The world’s largest functional frying pan — 15 feet in diameter — adorns the Rose Hill, North Carolina (pop. 1,330) town square and can fry 365 chickens at once during poultry festivals . This frying pan beat out the previous world record sized frying pan which was produced by Mumford Sheet Metal Works in Selbyville, Delaware in 1950. Produced for the annual Delmarva Chicken Festival, it was used to fry over one hundred tons of chicken. The pan measures ten feet in diameter, beating out the previous record holder which was the 9.6 ft (2.9 m) Long Beach, Washington frying pan built in 1941 for their annual Clam Festival.

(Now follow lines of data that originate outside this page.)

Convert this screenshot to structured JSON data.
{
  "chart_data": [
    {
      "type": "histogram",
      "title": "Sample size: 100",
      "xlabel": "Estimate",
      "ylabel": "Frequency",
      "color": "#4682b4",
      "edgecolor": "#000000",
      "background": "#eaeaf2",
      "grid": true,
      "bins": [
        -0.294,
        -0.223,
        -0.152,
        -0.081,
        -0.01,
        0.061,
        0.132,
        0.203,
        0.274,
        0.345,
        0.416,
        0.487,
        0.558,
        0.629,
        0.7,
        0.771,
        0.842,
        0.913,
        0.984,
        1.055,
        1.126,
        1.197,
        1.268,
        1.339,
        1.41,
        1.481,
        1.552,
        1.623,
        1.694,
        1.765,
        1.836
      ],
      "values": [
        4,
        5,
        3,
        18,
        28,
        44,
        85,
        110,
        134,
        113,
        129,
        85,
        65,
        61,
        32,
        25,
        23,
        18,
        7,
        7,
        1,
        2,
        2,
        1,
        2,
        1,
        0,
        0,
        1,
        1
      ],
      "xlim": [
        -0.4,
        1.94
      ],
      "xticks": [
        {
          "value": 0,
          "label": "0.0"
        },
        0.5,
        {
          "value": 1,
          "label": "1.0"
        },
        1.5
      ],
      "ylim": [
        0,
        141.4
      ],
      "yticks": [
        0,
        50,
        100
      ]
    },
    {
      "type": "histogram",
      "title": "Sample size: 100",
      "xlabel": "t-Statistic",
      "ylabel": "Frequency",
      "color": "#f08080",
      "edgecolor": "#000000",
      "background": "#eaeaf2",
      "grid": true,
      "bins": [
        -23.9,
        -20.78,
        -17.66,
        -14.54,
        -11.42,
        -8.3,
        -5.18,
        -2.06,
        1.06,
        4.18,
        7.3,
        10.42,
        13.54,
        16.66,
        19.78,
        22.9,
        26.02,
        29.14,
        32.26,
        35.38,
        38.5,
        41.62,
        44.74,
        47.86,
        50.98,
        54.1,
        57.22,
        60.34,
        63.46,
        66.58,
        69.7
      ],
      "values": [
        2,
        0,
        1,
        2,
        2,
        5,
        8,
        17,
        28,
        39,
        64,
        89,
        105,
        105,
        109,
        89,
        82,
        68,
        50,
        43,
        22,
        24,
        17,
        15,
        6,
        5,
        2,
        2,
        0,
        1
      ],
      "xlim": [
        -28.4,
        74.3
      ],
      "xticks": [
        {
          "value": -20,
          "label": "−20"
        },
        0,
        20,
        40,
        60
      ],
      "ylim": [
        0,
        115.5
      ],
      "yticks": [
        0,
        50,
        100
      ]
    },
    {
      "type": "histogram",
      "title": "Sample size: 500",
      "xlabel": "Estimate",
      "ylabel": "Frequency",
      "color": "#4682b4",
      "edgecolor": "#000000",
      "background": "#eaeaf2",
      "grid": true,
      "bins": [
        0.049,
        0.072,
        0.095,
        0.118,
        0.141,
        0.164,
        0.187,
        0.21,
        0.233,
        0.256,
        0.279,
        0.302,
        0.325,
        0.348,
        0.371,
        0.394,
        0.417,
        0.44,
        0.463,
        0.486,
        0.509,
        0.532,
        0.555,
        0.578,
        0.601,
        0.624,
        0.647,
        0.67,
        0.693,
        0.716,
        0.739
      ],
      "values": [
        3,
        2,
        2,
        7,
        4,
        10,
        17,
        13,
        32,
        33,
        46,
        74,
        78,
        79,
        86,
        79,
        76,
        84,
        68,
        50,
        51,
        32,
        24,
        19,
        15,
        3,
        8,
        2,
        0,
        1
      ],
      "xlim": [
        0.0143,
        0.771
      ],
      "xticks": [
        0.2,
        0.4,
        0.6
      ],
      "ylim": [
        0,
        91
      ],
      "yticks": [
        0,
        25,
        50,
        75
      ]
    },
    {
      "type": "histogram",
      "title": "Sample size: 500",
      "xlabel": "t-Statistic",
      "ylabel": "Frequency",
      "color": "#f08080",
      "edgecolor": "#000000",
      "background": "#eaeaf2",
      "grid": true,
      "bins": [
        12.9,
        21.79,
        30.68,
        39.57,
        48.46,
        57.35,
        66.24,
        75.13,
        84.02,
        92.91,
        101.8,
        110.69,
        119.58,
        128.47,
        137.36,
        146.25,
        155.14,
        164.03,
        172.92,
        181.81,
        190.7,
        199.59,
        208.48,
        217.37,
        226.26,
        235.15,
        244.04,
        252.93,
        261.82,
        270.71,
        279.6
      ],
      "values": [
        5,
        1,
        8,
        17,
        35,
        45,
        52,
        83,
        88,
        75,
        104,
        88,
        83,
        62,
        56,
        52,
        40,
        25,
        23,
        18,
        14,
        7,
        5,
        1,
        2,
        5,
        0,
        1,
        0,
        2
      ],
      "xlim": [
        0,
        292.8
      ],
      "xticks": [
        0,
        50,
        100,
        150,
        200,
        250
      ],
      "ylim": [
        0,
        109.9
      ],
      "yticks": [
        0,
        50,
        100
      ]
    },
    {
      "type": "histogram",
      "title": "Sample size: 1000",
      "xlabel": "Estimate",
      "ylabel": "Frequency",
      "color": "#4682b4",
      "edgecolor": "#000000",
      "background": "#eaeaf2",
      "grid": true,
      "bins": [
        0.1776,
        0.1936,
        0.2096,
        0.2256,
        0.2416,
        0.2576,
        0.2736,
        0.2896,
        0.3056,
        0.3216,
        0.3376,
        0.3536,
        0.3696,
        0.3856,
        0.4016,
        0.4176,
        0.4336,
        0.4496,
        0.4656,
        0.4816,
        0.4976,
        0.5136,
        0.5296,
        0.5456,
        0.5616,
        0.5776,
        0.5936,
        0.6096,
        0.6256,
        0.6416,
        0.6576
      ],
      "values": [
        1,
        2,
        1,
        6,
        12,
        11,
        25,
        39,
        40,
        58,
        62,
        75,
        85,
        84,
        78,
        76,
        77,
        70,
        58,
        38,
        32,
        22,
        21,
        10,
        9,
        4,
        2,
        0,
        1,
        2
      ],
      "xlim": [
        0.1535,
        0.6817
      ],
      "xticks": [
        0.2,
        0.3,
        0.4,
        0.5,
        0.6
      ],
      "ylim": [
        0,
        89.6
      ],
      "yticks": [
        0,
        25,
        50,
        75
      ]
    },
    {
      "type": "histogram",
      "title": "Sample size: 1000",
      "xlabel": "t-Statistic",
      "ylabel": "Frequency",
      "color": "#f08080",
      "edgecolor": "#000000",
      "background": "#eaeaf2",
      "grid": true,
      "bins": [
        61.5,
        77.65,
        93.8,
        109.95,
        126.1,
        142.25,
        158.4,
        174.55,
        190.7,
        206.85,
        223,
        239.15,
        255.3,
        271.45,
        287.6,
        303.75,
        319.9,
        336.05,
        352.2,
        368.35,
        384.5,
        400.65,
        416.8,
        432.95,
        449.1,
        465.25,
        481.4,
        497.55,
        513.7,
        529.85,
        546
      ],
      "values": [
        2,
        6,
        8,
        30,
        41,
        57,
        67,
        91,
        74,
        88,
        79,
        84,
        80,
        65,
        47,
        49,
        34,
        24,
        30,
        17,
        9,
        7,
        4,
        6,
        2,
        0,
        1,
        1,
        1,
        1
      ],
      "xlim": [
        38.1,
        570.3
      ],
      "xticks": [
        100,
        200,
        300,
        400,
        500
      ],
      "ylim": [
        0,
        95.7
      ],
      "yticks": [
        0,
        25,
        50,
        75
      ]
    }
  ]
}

A sauteuse is a cross between a frying pan and a casserole dish. It is shallower than the latter and usually comes with a glass lid. Whilst they can come with a frying pan-type handle, they are more usually found with a small handle each side of the pan. They are useful for when you need to sauté a lot of ingredients, as pans with too small a diameter will not cook the ingredients evenly.
Sauteuses can be used on all hob types, but induction hob users should check to see if a particular pan suits induction hobs. It can also be used in the oven, but if buying one, find out the highest oven temperature it can take as many can only manage up to 180°C / 350°F / Gas 4. The one illustrated is titanium and is completely ovenproof up to 260°C.